May 22, 2007 — -- To those who traffic in humans, the slaves are nothing but cargo.
Undocumented workers, lured to the United States with the promise of a better life, often end up being sold into slavery.
The traffickers take extraordinary measures to get the workers inside the United States.
Some come hidden in shipping containers, stashed under the flatbeds of pickup trucks, or packed like sardines in the trunks of cars. Others are even rolled up in carpets.
Smugglers and those who traffic slaves prey on the desperate.
"It's almost always based upon a vulnerability. Poverty, despair, poor education, little prospects," said Wan Kim, the assistant attorney general in charge of the Justice Department's Civil Rights Division.
"Again, everyone trying to reach for the brass ring -- and that is America for many people across the world," Kim continued. "And so when they get a hope of an opportunity to do something significant, to make a life for themselves, in many cases to help bring money back to the family that they're leaving behind -- they jump on it, and they're lead by deceit to come to America and then all the promises are broken."
In an effort to crack down on smugglers, the Justice Department has set up 42 task forces nationwide to work with state and local officials.
From 2001 to 2006 the department prosecuted 360 people for human trafficking and modern day slavery -- a 300 percent increase over the previous six years.
To date the government has helped more than 1,000 victims from 72 countries escape the multibillion dollar smuggling industry that fuels modern day slavery.
The numbers are staggering.
Government estimates say 800,000 people are bought, sold and smuggled worldwide annually. As many as 18,000 of them make their way to the United States from all corners of the world from at least 72 countries, including Cameroon, Egypt, Indonesia and Korea.

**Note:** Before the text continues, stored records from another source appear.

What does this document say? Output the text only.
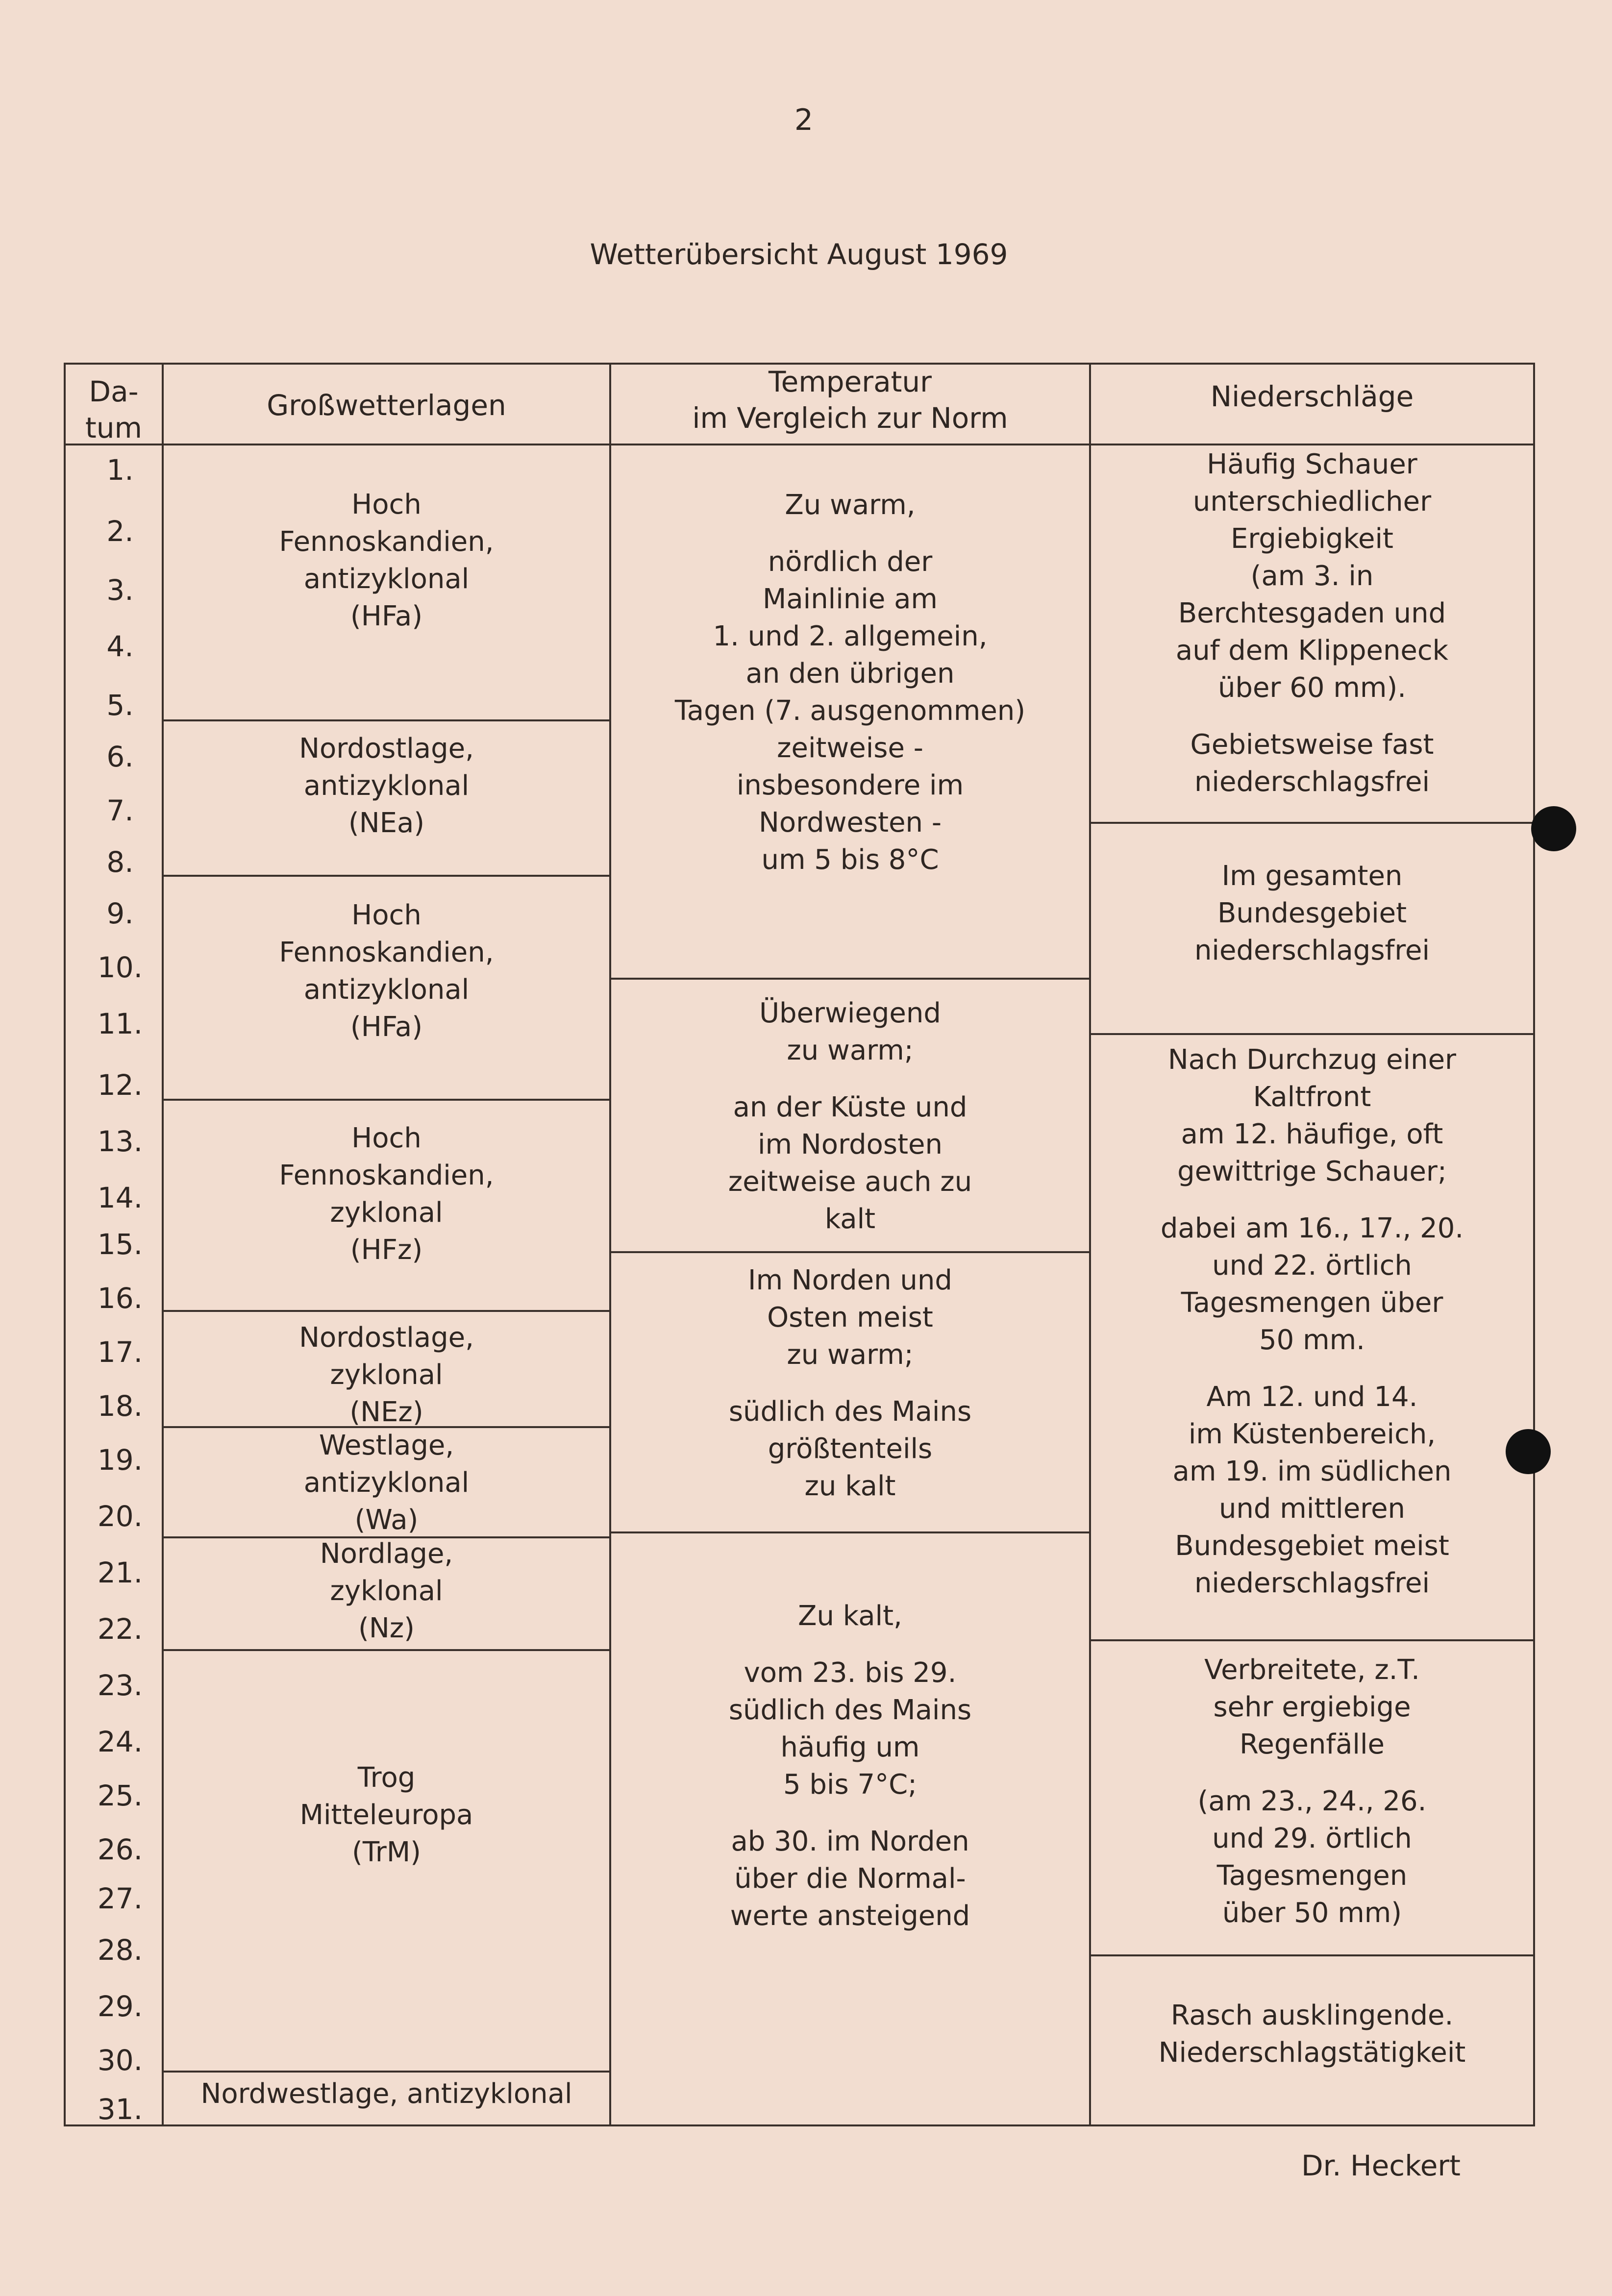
2
Wetterübersicht August 1969
Da-
tum
Großwetterlagen
Temperatur
im Vergleich zur Norm
Niederschläge
1.
2.
3.
4.
5.
6.
7.
8.
9.
10.
11.
12.
13.
14.
15.
16.
17.
18.
19.
20.
21.
22.
23.
24.
25.
26.
27.
28.
29.
30.
31.
Hoch
Fennoskandien,
antizyklonal
(HFa)
Nordostlage,
antizyklonal
(NEa)
Hoch
Fennoskandien,
antizyklonal
(HFa)
Hoch
Fennoskandien,
zyklonal
(HFz)
Nordostlage,
zyklonal
(NEz)
Westlage,
antizyklonal
(Wa)
Nordlage,
zyklonal
(Nz)
Trog
Mitteleuropa
(TrM)
Nordwestlage, antizyklonal
Zu warm,
nördlich der
Mainlinie am
1. und 2. allgemein,
an den übrigen
Tagen (7. ausgenommen)
zeitweise -
insbesondere im
Nordwesten -
um 5 bis 8°C
Überwiegend
zu warm;
an der Küste und
im Nordosten
zeitweise auch zu
kalt
Im Norden und
Osten meist
zu warm;
südlich des Mains
größtenteils
zu kalt
Zu kalt,
vom 23. bis 29.
südlich des Mains
häufig um
5 bis 7°C;
ab 30. im Norden
über die Normal-
werte ansteigend
Häufig Schauer
unterschiedlicher
Ergiebigkeit
(am 3. in
Berchtesgaden und
auf dem Klippeneck
über 60 mm).
Gebietsweise fast
niederschlagsfrei
Im gesamten
Bundesgebiet
niederschlagsfrei
Nach Durchzug einer
Kaltfront
am 12. häufige, oft
gewittrige Schauer;
dabei am 16., 17., 20.
und 22. örtlich
Tagesmengen über
50 mm.
Am 12. und 14.
im Küstenbereich,
am 19. im südlichen
und mittleren
Bundesgebiet meist
niederschlagsfrei
Verbreitete, z.T.
sehr ergiebige
Regenfälle
(am 23., 24., 26.
und 29. örtlich
Tagesmengen
über 50 mm)
Rasch ausklingende.
Niederschlagstätigkeit
Dr. Heckert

Dozens of smuggling rings identified by the government traffic people in the United States, part of what is now a multibillion dollar black market industry.

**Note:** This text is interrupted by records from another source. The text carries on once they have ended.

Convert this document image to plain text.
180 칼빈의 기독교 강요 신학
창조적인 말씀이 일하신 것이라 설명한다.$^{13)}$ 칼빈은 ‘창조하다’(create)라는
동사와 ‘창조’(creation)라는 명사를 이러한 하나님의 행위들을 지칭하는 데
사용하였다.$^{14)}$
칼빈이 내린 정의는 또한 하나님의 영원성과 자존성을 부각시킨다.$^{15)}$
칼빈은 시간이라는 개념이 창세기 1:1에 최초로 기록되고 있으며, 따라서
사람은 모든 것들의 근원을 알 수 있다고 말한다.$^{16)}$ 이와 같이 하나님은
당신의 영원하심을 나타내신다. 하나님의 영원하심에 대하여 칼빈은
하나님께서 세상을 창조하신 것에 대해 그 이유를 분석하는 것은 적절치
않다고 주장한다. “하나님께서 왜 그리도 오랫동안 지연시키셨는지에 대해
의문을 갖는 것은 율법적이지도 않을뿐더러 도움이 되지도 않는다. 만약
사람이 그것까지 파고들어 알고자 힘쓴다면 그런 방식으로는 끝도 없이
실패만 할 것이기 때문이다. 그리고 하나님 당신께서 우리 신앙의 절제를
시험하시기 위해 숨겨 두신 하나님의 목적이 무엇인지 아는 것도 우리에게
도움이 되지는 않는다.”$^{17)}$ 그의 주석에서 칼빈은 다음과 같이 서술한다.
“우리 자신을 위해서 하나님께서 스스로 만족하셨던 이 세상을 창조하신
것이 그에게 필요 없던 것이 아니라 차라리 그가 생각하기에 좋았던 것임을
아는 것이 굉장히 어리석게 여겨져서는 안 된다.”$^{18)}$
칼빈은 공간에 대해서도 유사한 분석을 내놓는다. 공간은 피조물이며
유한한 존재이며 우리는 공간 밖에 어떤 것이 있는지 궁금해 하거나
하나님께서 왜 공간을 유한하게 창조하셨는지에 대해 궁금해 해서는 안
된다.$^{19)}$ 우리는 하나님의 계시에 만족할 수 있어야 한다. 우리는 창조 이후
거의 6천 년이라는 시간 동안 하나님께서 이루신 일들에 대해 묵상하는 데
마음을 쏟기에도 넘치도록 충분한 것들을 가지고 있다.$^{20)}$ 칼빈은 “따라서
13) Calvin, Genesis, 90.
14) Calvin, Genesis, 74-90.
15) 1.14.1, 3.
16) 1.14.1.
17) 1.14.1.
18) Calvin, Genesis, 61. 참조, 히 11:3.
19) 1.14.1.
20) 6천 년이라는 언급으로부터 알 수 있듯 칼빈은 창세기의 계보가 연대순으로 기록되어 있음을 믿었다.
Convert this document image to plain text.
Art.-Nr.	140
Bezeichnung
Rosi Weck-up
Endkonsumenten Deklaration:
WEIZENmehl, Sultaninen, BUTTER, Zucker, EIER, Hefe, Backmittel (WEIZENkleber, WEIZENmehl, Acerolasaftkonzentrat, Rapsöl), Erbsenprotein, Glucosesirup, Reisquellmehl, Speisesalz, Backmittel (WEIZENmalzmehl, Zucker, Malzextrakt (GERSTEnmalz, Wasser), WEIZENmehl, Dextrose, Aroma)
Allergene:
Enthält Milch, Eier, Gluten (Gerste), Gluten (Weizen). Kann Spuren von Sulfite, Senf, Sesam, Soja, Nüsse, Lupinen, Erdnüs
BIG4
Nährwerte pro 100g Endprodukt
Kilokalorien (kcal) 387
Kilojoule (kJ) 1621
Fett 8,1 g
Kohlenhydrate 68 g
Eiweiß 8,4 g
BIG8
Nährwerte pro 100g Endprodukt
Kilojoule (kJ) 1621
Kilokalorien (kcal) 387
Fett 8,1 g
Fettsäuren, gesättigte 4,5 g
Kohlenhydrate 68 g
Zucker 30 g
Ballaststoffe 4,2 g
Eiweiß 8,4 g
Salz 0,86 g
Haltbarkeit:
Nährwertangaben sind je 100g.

Kim noted, "This may be the second or third most lucrative underground activity in the world."
"If you think about the typical underground illegal activity -- selling guns, selling illegal drugs -- once you sell the contraband, it's gone. You get the money and then you go find some more contraband to sell. Selling a human being is something that can be done over and over and over again. A woman forced into prostitution can generate thousands of dollars per night."
In 2005, the government convicted members of the Carreto smuggling cartel of promising scores of poor women from Mexico marriage and a chance for a better life in America, only to force them into sexual slavery in Queens and Brooklyn, N.Y.
The women -- some forced to work in a filthy brothel -- were told to charge johns $25 to $35, of which they didn't see a penny.